Nous sommes dans une période de transition entre le monde réel et celui du virtuel. Pour autant, les lois, les conventions et les accords sont toujours valables. Ce n’est pas l’état de fait qui va primer sur l’état de droit, comme on voudrait nous l’imposer dans de nombreux organes de presse.

Nous devons, au niveau de chaque titre, imposer l’ouverture de négociations. Nous avons pour cela le CHSCT et le CE. Il faut dire que l’émergence de nouvelles technologies de l’information, donc de nouveaux usages, de nouvelles pratiques, nécessite l ?avis d ?un expert, la mise en place de commissions de CE, CHSCT, groupes de travail. Les objectifs sont multiples : 

- Révéler la stratégie globale des directions sur le passage au numérique.

- Étudier la pertinence d’une équipe éditoriale dédié au web et au téléphone mobile.

- Demander à l ?expert missionné par le CE une analyse de l’investissement et des retombées sur l’entreprise.

- Voir l’impact sur le droit du travail, la convention collective, les accords nationaux et d’entreprise, l’organisation du travail, la flexibilité (7 jours sur 7, 24 heures sur 24).

- Faire en sorte que, dans chaque réforme, les journalistes soient intégrés à la concertation, qu’ils participent au choix des outils.

- Obtenir une étude précise dans chaque titre.

- Exiger une charte de bonne conduite éditoriale sur le réseau qui comprend trois concepts : l’indexation, la validation et la traçabilité.

- S’attacher à un point très, très, important : la formation à tous les niveaux.

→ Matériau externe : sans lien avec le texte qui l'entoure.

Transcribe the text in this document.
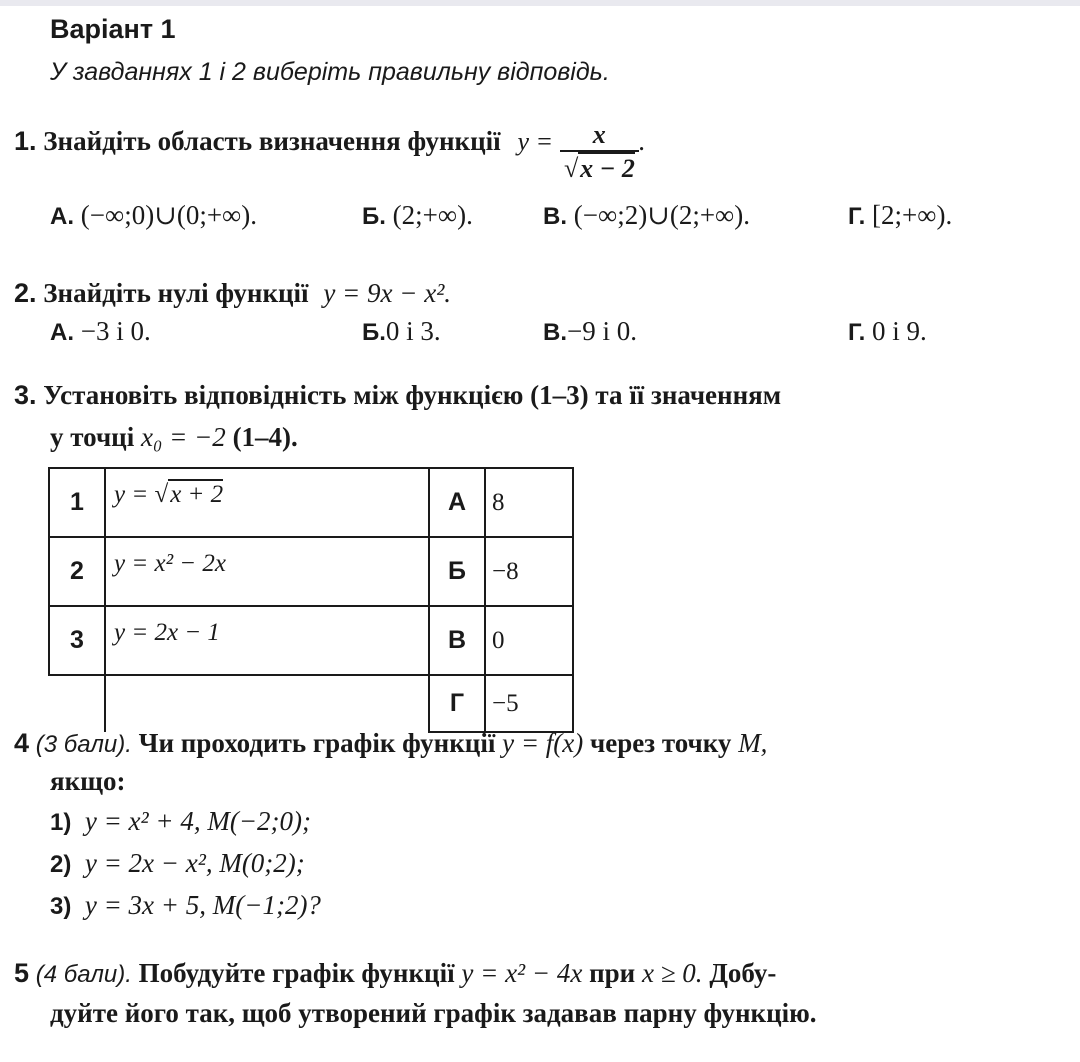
Варіант 1
У завданнях 1 і 2 виберіть правильну відповідь.
1. Знайдіть область визначення функції $y = \frac{x}{√x - 2}$ .
А. (−∞;0)∪(0;+∞).	Б. (2;+∞).	В. (−∞;2)∪(2;+∞).	Г. [2;+∞).
2. Знайдіть нулі функції y = 9x − x².
А. −3 і 0.	Б.0 і 3.	В.−9 і 0.	Г. 0 і 9.
3. Установіть відповідність між функцією (1–3) та її значенням
у точці x₀ = −2 (1–4).
1	y = √x + 2	А	8
2	y = x² − 2x	Б	−8
3	y = 2x − 1	В	0
		Г	−5
4 (3 бали). Чи проходить графік функції y = f(x) через точку M,
якщо:
1) y = x² + 4, M(−2;0);
2) y = 2x − x², M(0;2);
3) y = 3x + 5, M(−1;2)?
5 (4 бали). Побудуйте графік функції y = x² − 4x при x ≥ 0. Добу-
дуйте його так, щоб утворений графік задавав парну функцію.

- Dernier point : obtenir la mise en place d’une commission de suivi.

- Par ailleurs, nous devons aborder sans réticence la question des écoles de formation. Comment vont-elles réagir à la convergence ? Quelles vont être les nouvelles formations ? Quel type de journaliste vont-elles former ?

En conclusion : la qualité de l’information sur le net implique qu’elle soit traitée par des journalistes professionnels, au sein d’une équipe rédactionnelle. Le journaliste doit revenir aux sources de son métier. Les informations des blogs devraient être considérées comme des témoignages, des expertises ou des passions. Ce n’est que de la matière à l’état brut qui doit être vérifiée, enrichie, hiérarchisée et mise en perspective. Nous devons partir de ce principe pour essayer de trouver des solutions.